Jordan is once again dumping refugees in Rukban camp, the US-led no man’s land at the epicentre of conflict where human rights groups say conditions are some of the worst in the world.
The Jordanian government has deported dozens of Syrian refugees seeking asylum in their sovereign borders to a desolate camp on the Syria-Jordan border known as Rukban camp over the past few months. According to human rights watchdogs conditions in Rukban have been deteriorating for some years, and these attempted repatriations breach international law.
As well as calling into question the legitimacy of the Jordanian authorities, this discovery is a reminder to the transnational community that one of the world’s most dire centres for displaced persons is essentially being left to its own devices.

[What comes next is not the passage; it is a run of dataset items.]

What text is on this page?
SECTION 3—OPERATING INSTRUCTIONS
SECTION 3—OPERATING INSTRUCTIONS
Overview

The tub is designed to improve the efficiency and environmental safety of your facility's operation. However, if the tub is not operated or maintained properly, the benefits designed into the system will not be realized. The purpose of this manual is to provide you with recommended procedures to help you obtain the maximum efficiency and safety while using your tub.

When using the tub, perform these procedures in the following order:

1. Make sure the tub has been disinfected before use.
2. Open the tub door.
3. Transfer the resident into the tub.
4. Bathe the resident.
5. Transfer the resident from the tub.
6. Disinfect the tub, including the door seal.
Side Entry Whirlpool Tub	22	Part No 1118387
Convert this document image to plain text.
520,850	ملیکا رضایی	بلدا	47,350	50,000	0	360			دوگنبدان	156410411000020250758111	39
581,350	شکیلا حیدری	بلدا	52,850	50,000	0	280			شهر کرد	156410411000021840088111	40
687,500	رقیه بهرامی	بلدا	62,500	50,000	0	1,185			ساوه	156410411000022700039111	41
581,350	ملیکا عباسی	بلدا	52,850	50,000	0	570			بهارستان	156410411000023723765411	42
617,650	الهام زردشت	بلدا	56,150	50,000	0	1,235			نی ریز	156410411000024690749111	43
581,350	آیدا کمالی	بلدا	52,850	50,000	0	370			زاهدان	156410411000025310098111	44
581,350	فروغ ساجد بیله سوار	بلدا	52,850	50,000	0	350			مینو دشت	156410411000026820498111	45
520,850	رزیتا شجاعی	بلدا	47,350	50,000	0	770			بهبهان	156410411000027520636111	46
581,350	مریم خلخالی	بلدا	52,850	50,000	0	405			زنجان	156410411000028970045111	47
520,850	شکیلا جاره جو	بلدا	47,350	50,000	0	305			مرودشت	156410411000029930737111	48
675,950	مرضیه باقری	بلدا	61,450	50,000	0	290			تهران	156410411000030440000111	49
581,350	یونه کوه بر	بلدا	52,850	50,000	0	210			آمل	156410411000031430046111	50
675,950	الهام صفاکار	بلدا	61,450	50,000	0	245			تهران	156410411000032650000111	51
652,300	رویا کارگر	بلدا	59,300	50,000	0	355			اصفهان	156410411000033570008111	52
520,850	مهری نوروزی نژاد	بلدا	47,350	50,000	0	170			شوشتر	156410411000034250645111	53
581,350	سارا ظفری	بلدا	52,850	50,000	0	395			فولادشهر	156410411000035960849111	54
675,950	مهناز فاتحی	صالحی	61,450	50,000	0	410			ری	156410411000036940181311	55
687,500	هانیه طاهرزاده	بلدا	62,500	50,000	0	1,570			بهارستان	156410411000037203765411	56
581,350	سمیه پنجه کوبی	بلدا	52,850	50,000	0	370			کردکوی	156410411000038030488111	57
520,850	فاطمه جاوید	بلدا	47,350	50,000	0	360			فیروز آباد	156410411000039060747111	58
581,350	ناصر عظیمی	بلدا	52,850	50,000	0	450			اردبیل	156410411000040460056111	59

Rukban camp is situated in a strategic foothold of the Levant region where the Jordanian, Syrian, and Iraqi borders intersect, and the land is ostensibly controlled by the US military. However, any sense of pastoral care for the dispossessed here seems to have been abandoned, as the US, Syria, Jordan, and Iraq administrations have all abdicated responsibility for the Rukban inhabitants.
Residents of #Rukban camp have been buiding resilience for years,
completely alone,
without the "we",
waiting for the "we",
but the "we" just do not have time
to "act".The "we" is very occupied doing plenty talk, talk, talk. https://t.co/C8itMD5F2V
— Tania Chávez (@Tania_Tania_C) October 21, 2020
Speaking to Foreign Policy, 30-year-old Syrian brick mason Alaa al-Hassan said he was deported to Rukban from Jordan where he’d sought asylum earlier this month, with no trial, legal recourse, or explanation from Jordanian officials.
‘It feels as though I’ve been wiped out of existence’ Hassan told the magazine, stating that since arriving at the camp he’s been sleeping on the floor of an empty shack owned by another civilian.
Conditions at the camp are reportedly brutal – summers in the region are fiercely hot and ripe for the spread of disease (clearly an enhanced danger in 2020), and bitterly cold winters were responsible for the deaths of at least eight infants in a single month last year.
Residents have been forced to rely on smuggled goods – from fresh produce to medicine and cleaning supplies – trucked across the desert. Water is piped across the border by the UN.
The camp receives almost no aid deliveries because of its location in contested land. Following an attack by the Islamic State in 2016, Jordan closed its border and restricted humanitarian access to the camp; the Syrian government and Russian allied forces have ceaselessly blocked aid to the area in a perceived effort to force coalition forces out, and the United States, which notionally has control over the area, has done close to nothing in terms of providing direct humanitarian assistance to the people of Rukban.